Intermittent fasting (IF) is an eating pattern that cycles between periods of fasting and eating. It doesn't prescribe specific foods but rather when you should eat them. The most popular methods include the 16:8 method (eating within an 8-hour window) and the 5:2 method (eating normally 5 days, restricting calories 2 days).
How It Works
During fasting periods, insulin levels drop significantly, facilitating fat burning. Human growth hormone levels increase, aiding muscle preservation and fat loss. Cellular repair processes like autophagy are activated — cells clean out damaged components.

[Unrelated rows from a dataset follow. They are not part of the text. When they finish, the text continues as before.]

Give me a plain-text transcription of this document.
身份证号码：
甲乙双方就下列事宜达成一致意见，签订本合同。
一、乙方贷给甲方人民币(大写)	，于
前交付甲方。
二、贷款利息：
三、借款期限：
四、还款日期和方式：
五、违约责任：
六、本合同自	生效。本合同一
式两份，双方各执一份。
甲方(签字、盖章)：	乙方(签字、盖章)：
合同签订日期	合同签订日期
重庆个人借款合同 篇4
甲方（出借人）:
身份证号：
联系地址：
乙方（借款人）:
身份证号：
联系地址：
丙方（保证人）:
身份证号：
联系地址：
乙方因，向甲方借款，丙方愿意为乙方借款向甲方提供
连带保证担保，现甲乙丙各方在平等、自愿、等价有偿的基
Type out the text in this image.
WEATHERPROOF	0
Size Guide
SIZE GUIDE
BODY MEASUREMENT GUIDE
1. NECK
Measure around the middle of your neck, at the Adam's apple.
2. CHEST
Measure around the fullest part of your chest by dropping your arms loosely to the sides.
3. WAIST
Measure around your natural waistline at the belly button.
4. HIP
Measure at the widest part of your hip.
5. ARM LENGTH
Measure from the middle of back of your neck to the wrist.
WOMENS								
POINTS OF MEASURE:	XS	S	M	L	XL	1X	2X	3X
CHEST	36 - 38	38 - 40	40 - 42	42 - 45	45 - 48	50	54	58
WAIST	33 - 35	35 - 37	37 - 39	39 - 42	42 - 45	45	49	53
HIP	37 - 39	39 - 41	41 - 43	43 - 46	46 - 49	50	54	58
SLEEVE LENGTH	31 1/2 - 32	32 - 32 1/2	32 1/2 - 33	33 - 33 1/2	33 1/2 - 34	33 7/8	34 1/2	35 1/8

These metabolic shifts drive many of IF's health benefits.
Benefits
- Simplified meal planning
- Improved insulin sensitivity
- Enhanced cellular repair (autophagy)
- May support brain health
- Potential longevity benefits
- Can be combined with any dietary approach
✅ Foods to Eat
- •No specific food restrictions
- •During eating windows, whole foods are recommended
- •Lean proteins
- •Vegetables and fruits
- •Whole grains
- •Healthy fats
- •Water, tea, and black coffee during fasting
🚫 Foods to Avoid
- •Calorie-containing drinks during fasting periods
- •Highly processed foods (though technically allowed)
- •Excessive sugar
- •Breaking fast with heavy, greasy foods
Sample Day
🔬 Scientific Evidence
Substantial research supports IF for weight management and metabolic health. A 2023 NEJM review found IF comparable to caloric restriction for weight loss. Benefits for insulin sensitivity are well-established. Longevity research is promising but mostly from animal studies. Not recommended for people with eating disorders, pregnant women, or those on certain medications.